何を祀っているのか知らないが、いつも両脇には新鮮な花が生けてあり、私が前回供えたはずの包みは、次に来るときには無くなっている。
さほど礼儀もわきまえていないので、お供え物を置いて手を合わせるだけで済ませてしまうと、踵を返した。
空を見ると、完全に明るくなっていた。
神社自体は森に囲まれているので、日の動きがわかりづらいが、これは多分、日が昇ってしまったのだろう。
鳥居をくぐって階段を下りようとしたとき、さっきアメをくれた社務所のおじさんに「ちょっと」と呼び止められた。
「くれぐれも、走らないでおいてね」
そう言うおじさんの顔は神妙で、私がなんとも返せないでいると、はっとしたように「足もと、崩れやすくなってるところあるから」と付け足した。

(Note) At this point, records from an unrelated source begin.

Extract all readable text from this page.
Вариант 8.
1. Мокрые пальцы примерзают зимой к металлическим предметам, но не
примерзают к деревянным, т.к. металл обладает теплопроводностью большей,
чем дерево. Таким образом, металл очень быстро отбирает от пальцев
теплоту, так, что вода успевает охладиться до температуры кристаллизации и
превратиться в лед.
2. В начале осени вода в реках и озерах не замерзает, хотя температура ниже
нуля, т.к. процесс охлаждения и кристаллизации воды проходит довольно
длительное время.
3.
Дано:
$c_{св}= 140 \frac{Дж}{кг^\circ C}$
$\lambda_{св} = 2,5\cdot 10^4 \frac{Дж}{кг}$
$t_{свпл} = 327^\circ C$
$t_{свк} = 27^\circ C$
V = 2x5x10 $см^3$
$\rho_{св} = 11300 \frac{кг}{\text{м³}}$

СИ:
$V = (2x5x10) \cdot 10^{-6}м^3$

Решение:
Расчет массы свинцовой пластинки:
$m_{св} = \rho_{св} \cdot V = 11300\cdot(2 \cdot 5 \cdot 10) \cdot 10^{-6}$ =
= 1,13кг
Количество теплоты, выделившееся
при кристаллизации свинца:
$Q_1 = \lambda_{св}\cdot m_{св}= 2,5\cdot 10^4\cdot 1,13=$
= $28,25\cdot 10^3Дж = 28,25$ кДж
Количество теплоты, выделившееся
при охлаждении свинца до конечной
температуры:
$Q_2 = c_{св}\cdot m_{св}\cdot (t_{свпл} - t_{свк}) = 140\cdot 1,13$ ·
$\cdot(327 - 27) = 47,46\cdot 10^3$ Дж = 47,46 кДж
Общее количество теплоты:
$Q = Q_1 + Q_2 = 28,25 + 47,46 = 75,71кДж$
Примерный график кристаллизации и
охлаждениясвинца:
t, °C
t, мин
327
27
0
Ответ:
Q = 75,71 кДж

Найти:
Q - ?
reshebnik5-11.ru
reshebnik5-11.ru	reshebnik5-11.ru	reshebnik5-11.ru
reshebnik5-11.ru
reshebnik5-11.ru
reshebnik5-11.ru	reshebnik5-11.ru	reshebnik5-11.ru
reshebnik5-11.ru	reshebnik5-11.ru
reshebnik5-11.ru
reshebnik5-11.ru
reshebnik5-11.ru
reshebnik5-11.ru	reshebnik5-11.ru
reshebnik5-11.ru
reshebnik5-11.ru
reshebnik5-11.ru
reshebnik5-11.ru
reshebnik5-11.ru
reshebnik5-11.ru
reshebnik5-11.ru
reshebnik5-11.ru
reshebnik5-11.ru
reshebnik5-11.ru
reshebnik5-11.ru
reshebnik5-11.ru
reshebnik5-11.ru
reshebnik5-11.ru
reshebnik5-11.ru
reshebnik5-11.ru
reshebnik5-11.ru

注意された通り足もとに気をつけながら、神社を背にして、階段を下りる。
蝉の声がじわじわと、降ってくるようだ。
「落としたよ」
急に背後から肩をたたかれて、振り向くと、線のほそい男性が、口元に微笑をたたえて佇んでいた。
彼は私の手を広げさせ、その上にハッカのアメを載せると、
「きみ、よく来る子だよね」と、微笑を動かさずに聞いた。
短く切られた黒髪に、着流しの姿が、ほそい体を、さらにか弱いものに見せていた。
彼は、名前を井染と言った。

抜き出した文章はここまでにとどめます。